Revision as of 12:26, 12 November 2022 by Jamesl123456 (talk | contribs) (Solution 2 (Stars and Bars))

Problem

The $\textit{taxicab distance}$ between points $(x_1, y_1)$ and $(x_2, y_2)$ in the coordinate plane is given by $|x_1 - x_2| + |y_1 - y_2|$. For how many points $P$ with integer coordinates is the taxicab distance between $P$ and the origin less than or equal to $20$?

$\textbf{(A)} \, 441 \qquad\textbf{(B)} \, 761 \qquad\textbf{(C)} \, 841 \qquad\textbf{(D)} \, 921  \qquad\textbf{(E)} \, 924$

Solution 1 (Pick's Theorem)

Let $P = (x, y)$. Since the problem asks for taxicab distances from the origin, we want $|x| + |y| \le 20$. The graph of all solutions to this equation on the $xy$-plane is a square with vertices at $(0, \pm 20)$ and $(\pm 20, 0)$ (In order to prove this, one can divide the sections of this graph into casework on the four quadrants, and tie together the resulting branches.) We want the number of lattice points on the border of the square and inside the square.
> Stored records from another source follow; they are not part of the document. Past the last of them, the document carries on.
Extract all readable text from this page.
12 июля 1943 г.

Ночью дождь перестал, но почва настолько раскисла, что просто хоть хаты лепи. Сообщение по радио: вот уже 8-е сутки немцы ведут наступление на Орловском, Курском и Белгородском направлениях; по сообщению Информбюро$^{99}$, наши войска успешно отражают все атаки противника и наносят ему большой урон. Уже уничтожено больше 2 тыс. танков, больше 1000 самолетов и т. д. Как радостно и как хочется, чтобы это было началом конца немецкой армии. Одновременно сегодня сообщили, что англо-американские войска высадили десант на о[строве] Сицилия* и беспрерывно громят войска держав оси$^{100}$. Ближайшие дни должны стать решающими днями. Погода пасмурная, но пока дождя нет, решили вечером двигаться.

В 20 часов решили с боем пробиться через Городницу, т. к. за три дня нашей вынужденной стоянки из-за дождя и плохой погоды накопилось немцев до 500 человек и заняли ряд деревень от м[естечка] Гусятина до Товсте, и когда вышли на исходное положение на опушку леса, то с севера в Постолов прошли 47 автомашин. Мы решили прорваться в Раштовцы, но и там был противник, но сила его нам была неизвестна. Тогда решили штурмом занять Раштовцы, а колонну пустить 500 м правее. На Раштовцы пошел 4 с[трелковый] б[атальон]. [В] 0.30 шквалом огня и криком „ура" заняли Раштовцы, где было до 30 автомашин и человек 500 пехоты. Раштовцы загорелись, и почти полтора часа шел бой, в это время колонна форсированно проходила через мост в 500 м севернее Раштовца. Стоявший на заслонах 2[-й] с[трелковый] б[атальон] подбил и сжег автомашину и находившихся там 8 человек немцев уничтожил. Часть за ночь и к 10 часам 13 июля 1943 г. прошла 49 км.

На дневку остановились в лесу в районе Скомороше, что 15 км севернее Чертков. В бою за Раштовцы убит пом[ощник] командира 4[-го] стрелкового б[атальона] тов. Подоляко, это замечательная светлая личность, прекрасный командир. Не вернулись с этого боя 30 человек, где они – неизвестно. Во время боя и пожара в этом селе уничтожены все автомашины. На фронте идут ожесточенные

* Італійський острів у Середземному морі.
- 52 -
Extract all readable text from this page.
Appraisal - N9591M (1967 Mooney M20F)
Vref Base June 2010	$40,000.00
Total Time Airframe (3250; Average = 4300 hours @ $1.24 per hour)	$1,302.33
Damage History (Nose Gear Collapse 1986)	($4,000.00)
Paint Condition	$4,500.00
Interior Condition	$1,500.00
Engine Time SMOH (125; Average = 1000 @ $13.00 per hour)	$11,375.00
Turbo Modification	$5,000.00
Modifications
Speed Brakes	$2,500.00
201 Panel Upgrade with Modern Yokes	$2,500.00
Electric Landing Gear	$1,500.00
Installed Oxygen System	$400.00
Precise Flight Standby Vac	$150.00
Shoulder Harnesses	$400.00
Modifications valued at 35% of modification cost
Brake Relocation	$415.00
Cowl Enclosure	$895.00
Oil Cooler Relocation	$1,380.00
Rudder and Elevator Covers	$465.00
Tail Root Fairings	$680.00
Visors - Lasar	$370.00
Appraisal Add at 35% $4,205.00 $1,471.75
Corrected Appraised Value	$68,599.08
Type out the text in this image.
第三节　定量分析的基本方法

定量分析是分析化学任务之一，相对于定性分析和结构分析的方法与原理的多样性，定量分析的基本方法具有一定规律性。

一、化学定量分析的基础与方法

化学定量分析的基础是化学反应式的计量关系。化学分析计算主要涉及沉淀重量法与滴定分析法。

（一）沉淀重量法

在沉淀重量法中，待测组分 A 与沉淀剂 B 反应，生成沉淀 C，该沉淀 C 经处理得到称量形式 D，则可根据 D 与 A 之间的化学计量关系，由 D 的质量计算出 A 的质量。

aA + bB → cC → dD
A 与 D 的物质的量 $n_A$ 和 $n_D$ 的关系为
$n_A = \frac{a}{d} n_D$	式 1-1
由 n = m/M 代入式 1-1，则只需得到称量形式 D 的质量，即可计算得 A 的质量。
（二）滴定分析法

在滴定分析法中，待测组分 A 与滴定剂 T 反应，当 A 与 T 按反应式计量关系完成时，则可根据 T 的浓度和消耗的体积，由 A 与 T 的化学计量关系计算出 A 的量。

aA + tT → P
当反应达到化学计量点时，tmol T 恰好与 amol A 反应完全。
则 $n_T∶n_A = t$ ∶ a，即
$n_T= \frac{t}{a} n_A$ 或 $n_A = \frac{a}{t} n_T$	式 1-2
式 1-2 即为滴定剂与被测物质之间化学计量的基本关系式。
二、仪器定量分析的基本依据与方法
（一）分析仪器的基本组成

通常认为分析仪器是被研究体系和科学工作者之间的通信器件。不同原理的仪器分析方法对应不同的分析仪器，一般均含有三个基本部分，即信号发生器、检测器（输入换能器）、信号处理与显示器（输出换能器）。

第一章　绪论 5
Each side of the square goes through an equal number of lattice points, so if we focus on one side going from $(0,20)$ to $(20, 0)$, we can see that it goes through $21$ points in total. In addition, each of the vertices gets counted twice, so the total number of border points is $21\cdot4 - 4 = 80$. Also, the area of the square is $800$, so when we plug this information inside Pick's theorem, we get $800 = i + \frac{80}{2} - 1 \implies i = 761$. Then our answer is $761+80 = \boxed{\textbf{(C)} \, 841}.$

~ Oxymoronic15

Solution 2 (Stars and Bars)

Instead of considering all points with integer coordinates, first consider points with nonnegative coordinates only. Then, we want $x + y \le 20$. Note that we can introduce a third variable, say $z$, such that $z = 20 - (x + y)$. Note that counting the ways to have $x + y + z = 20$ is the same as counting the ways to have $x + y \le 20$. Therefore, by stars and bars, there are $\dbinom{20 + 3 - 1}{3 - 1} = 231$ solutions with nonnegative integer coordinates.

Then, we can copy our solutions over to the other four quadrants. First, so as not to overcount, we remove all points on the axes. There are $20 + 20 + 1 = 41$ such points with nonnegative integer coordinates. Then we multiply the $190$ remaining points by $4$ to get $760$ points that are not on the axes. Then, we can add back the $41$ nonnegative points on the axes, as well as the $40$ other points with negative coordinates to get $760 + 41 + 40 = \boxed{\textbf{(C)} \, 841}.$